Third Interlude
“Make her happy.”
Tatsuya’s words lingered in my mind. I knew what he meant. I realized that I’d been naive. While brainstorming the lyrics, I’d dug down deep to find out who I was.
What kind of person am I? How do I think? Who do I love?
As I tried to express my individuality through music, there were naturally more opportunities to face myself. I was forced to acknowledge the things I’d pretended not to notice. This whole time, I had just been running away.

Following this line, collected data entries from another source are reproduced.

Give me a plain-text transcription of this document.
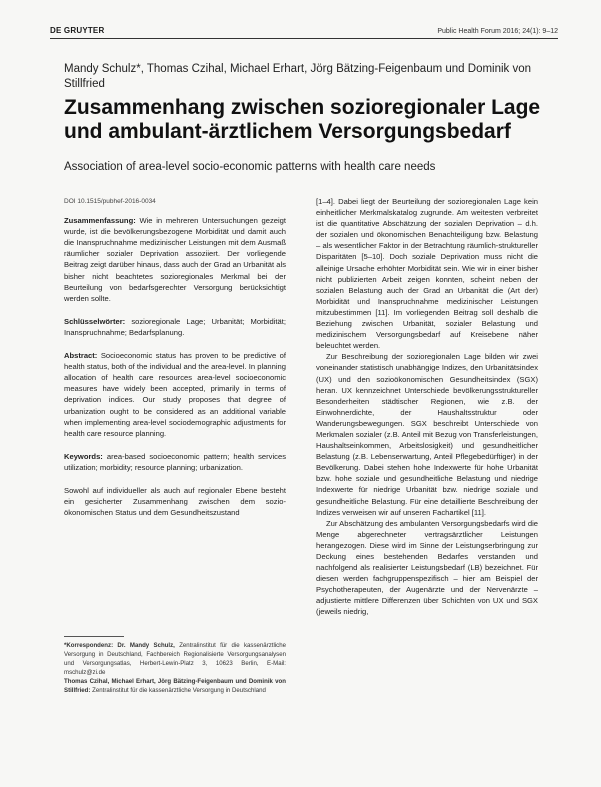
DE GRUYTER	Public Health Forum 2016; 24(1): 9–12
Mandy Schulz*, Thomas Czihal, Michael Erhart, Jörg Bätzing-Feigenbaum und Dominik von Stillfried
Zusammenhang zwischen sozioregionaler Lage und ambulant-ärztlichem Versorgungsbedarf
Association of area-level socio-economic patterns with health care needs
DOI 10.1515/pubhef-2016-0034

Zusammenfassung: Wie in mehreren Untersuchungen gezeigt wurde, ist die bevölkerungsbezogene Morbidität und damit auch die Inanspruchnahme medizinischer Leistungen mit dem Ausmaß räumlicher sozialer Deprivation assoziiert. Der vorliegende Beitrag zeigt darüber hinaus, dass auch der Grad an Urbanität als bisher nicht beachtetes sozioregionales Merkmal bei der Beurteilung von bedarfsgerechter Versorgung berücksichtigt werden sollte.

Schlüsselwörter: sozioregionale Lage; Urbanität; Morbidität; Inanspruchnahme; Bedarfsplanung.

Abstract: Socioeconomic status has proven to be predictive of health status, both of the individual and the area-level. In planning allocation of health care resources area-level socioeconomic measures have widely been accepted, primarily in terms of deprivation indices. Our study proposes that degree of urbanization ought to be considered as an additional variable when implementing area-level sociodemographic adjustments for health care resource planning.

Keywords: area-based socioeconomic pattern; health services utilization; morbidity; resource planning; urbanization.

Sowohl auf individueller als auch auf regionaler Ebene besteht ein gesicherter Zusammenhang zwischen dem sozio-ökonomischen Status und dem Gesundheitszustand

*Korrespondenz: Dr. Mandy Schulz, Zentralinstitut für die kassenärztliche Versorgung in Deutschland, Fachbereich Regionalisierte Versorgungsanalysen und Versorgungsatlas, Herbert-Lewin-Platz 3, 10623 Berlin, E-Mail: mschulz@zi.de

Thomas Czihal, Michael Erhart, Jörg Bätzing-Feigenbaum und Dominik von Stillfried: Zentralinstitut für die kassenärztliche Versorgung in Deutschland

[1–4]. Dabei liegt der Beurteilung der sozioregionalen Lage kein einheitlicher Merkmalskatalog zugrunde. Am weitesten verbreitet ist die quantitative Abschätzung der sozialen Deprivation – d.h. der sozialen und ökonomischen Benachteiligung bzw. Belastung – als wesentlicher Faktor in der Betrachtung räumlich-struktureller Disparitäten [5–10]. Doch soziale Deprivation muss nicht die alleinige Ursache erhöhter Morbidität sein. Wie wir in einer bisher nicht publizierten Arbeit zeigen konnten, scheint neben der sozialen Belastung auch der Grad an Urbanität die (Art der) Morbidität und Inanspruchnahme medizinischer Leistungen mitzubestimmen [11]. Im vorliegenden Beitrag soll deshalb die Beziehung zwischen Urbanität, sozialer Belastung und medizinischem Versorgungsbedarf auf Kreisebene näher beleuchtet werden.

Zur Beschreibung der sozioregionalen Lage bilden wir zwei voneinander statistisch unabhängige Indizes, den Urbanitätsindex (UX) und den sozioökonomischen Gesundheitsindex (SGX) heran. UX kennzeichnet Unterschiede bevölkerungsstruktureller Besonderheiten städtischer Regionen, wie z.B. der Einwohnerdichte, der Haushaltsstruktur oder Wanderungsbewegungen. SGX beschreibt Unterschiede von Merkmalen sozialer (z.B. Anteil mit Bezug von Transferleistungen, Haushaltseinkommen, Arbeitslosigkeit) und gesundheitlicher Belastung (z.B. Lebenserwartung, Anteil Pflegebedürftiger) in der Bevölkerung. Dabei stehen hohe Indexwerte für hohe Urbanität bzw. hohe soziale und gesundheitliche Belastung und niedrige Indexwerte für niedrige Urbanität bzw. niedrige soziale und gesundheitliche Belastung. Für eine detaillierte Beschreibung der Indizes verweisen wir auf unseren Fachartikel [11].

Zur Abschätzung des ambulanten Versorgungsbedarfs wird die Menge abgerechneter vertragsärztlicher Leistungen herangezogen. Diese wird im Sinne der Leistungserbringung zur Deckung eines bestehenden Bedarfes verstanden und nachfolgend als realisierter Leistungsbedarf (LB) bezeichnet. Für diesen werden fachgruppenspezifisch – hier am Beispiel der Psychotherapeuten, der Augenärzte und der Nervenärzte – adjustierte mittlere Differenzen über Schichten von UX und SGX (jeweils niedrig,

I was running away from making a choice. I was running away from giving them my answer.
Why? Because regardless of who I chose, someone would be hurt as a result. I hated that. I wanted them both to smile. I didn’t want two people I cherished to get hurt. And in the first place, I didn’t feel like I had the right to choose either one of them.
But that was just what I thought on the surface. I was not such a good person. The truth was that I was terrified that I would hurt someone else.
I had an indecisive personality. To be more precise, I had become indecisive over the course of the drab, gray days I’d spent in high school the first time around. Because of the immense failure I’d experienced in my youth, I became a coward. Before making a decision, it had become a habit to speculate on what would happen and then carefully analyze whether I was doing something wrong. I liked to call it being cautious, but in truth I was being a wimp.
It all boiled down to my lack of self-confidence—just as everyone had kept telling me.
That was why I couldn’t choose. Choosing one would mean she would become my girlfriend. Would she really be fine with a sham like me who’d never dated before? Was I someone who could make my girlfriend happy? Was I worthy enough to stand by your side? Such questions spun round and round inside my head as it became more and more realistic that I would actually get a girlfriend. This wasn’t a world of my delusions. I had the burden of responsibility.
It had been easy when my love was one-sided, because I’d never truly felt like I would actually get to date her. But right now, it was equally painful whether I chose someone or not. It was pointless to pretend to be someone I wasn’t either. The answer needed to come from the real me. That was why I continued pretending to be conflicted, and delayed concluding this matter.
But if my actions are hurting people instead... If I’m worrying the two people who mustered up the courage to confess to me... My only choice is to change.
I need to be confident. I need to become someone you think is cool. I need to be someone who can proudly declare that I love you and that I’ll make you happy... And at the very least, I want to be someone who you won’t regret loving.
That’s why I’ll show you how cool I am onstage during the school festival. That’s why I’ve been frantically practicing every day—because I refuse to allow myself to compromise!
This is a rite to transform myself. With our music, I will change the world before me. When this song reaches you, I believe that I’ll be standing right there with you, as someone who is worthy.